Aug 08, 2019 02:00 PM

U.S. Set to Overtake China as Malaysia's Top Investor

A worker walks past a tunnel that forms part of the East Coast Rail Link project in Dungun, Terengganu, Malaysia, on July 25. Photo: VCG
A worker walks past a tunnel that forms part of the East Coast Rail Link project in Dungun, Terengganu, Malaysia, on July 25. Photo: VCG

(The Straits Times) — The United States is set to supplant China as Malaysia's top source of investment, amid an increasingly bitter trade war between the two superpowers that has reconfigured global supply chains, especially in developing Southeast Asia.

Malaysia has lost out to its regional peers in capturing investment fleeing from tariff-hit China, but U.S. companies have dived deep here, more than tripling last year's manufacturing investments in the first quarter of this year alone.

Chinese firms may have been dissuaded by soured relations with Beijing after the Pakatan Harapan coalition led by Mahathir Mohamad won the May 2018 election and followed through with its pledge to review a raft of Chinese projects.

U.S. firms, however, see Malaysia as a “sweet spot” that addresses their concerns regarding cost, supportive infrastructure and market regulations, say analysts.

Barclays' regional economist Brian Tan told The Straits Times that “Vietnam is cheap but its manufacturing ecosystem isn't as developed. On the other end of the spectrum, labor costs are much higher in Singapore. This puts Malaysia in a nice middle ground.”

Data of approved foreign direct investment (FDI) shows Malaysia has lagged behind among ASEAN’s five developing economies (ASEAN-5) in luring Chinese firms, with Vietnam being the biggest winner so far. The other ASEAN-5 countries are Indonesia, Thailand and the Philippines.

Malaysia saw an 11.5 billion ringgit ($2.7 billion) inflow in manufacturing FDI from the U.S. in the first three months of this year, compared with just 3.2 billion ringgit for last year.

Inflows from China paled in comparison at only 4.4 billion ringgit, which was below the quarterly average last year.
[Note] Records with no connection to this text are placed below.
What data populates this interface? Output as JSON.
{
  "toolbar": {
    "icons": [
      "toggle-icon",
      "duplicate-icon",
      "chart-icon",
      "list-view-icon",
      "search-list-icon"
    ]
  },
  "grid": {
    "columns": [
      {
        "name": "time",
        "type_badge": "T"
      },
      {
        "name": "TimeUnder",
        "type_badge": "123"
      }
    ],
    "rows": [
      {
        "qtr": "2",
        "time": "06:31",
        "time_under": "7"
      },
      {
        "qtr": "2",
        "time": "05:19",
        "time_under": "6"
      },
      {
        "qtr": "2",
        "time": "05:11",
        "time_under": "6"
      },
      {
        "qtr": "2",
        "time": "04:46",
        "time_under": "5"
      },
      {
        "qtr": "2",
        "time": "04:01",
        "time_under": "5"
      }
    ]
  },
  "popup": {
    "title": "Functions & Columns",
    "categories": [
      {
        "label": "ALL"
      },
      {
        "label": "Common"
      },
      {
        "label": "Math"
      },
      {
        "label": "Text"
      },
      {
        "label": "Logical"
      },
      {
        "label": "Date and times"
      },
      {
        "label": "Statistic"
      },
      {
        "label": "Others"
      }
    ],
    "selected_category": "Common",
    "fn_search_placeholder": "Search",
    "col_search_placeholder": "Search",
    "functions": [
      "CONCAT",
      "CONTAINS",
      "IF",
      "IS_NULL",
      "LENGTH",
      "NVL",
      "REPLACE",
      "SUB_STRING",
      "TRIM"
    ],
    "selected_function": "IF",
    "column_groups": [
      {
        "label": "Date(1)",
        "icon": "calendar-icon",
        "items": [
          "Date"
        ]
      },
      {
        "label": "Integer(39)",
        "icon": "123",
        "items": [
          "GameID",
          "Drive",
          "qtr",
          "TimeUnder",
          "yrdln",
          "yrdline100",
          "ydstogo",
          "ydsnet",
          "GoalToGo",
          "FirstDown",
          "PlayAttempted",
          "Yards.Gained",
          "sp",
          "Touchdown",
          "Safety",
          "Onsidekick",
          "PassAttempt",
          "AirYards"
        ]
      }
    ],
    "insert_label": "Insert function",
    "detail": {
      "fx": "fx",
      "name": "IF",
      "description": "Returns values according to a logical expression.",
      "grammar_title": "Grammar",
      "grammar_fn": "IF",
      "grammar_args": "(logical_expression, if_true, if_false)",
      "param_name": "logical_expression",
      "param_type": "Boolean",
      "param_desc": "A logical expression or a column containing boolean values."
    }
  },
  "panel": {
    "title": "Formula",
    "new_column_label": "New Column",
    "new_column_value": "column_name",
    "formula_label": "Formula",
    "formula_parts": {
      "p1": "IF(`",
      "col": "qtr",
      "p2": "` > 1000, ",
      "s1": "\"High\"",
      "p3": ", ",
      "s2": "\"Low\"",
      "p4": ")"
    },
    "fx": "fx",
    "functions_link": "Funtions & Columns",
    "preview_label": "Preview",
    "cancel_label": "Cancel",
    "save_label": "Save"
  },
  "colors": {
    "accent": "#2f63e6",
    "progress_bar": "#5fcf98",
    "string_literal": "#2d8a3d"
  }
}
China had been Malaysia's biggest FDI contributor over the past three years.

But the warm relations formed by the previous Najib Razak administration were shaken by a new government that cancelled pipeline projects worth 10 billion ringgit and seized back 1 billion ringgit already paid to the Chinese contractor.

It reinstated the Beijing-backed East Coast Rail Link only after slashing the price tag by a third to 44 billion ringgit.

Other China projects such as the massive Forest City property development in the Johor Strait are also under scrutiny.

Singapore Institute of International Affairs' senior fellow Oh Ei Sun said “There is apprehension in China as to Mahathir's flip-flopping attitude, but the main reason investors choose Vietnam is cost and work ethic.”

Deputy Minister of International Trade and Industry Ong Kian Ming said the U.S. influx has largely come from the electrical and electronics space, with Jabil Circuit and Micron — which together will bring in 1.5 billion ringgit — being the biggest names among 15 U.S. firms that had their investments approved in the first quarter of this year.

“The industry is facing a turning point in its development, and the U.S.-China trade war has created a unique window of opportunity which can catalyze the development of the entire industry in Malaysia for decades to come,” Ong said.

Micron back-end operations Senior Vice-President Gursharan Singh said the expansion in Malaysia was in line with the group's strategy to build a scalable, agile and well-positioned global capacity model.

The company chose to invest in Penang due to “numerous advantages, including a high-quality supply chain for the electronics industry; logistics, sustainable manufacturing infrastructure; conducive business environment; access to talent and strong government support,” Singh said when the plan was unveiled last November.

Trade tensions between the U.S. and China remained high last week after U.S. President Donald Trump threatened 10% levies on a further $300 billion in Chinese imports from Sept 1.

Beijing retaliated by allowing the yuan to fall, roiling markets and inviting accusations of currency manipulation from Washington.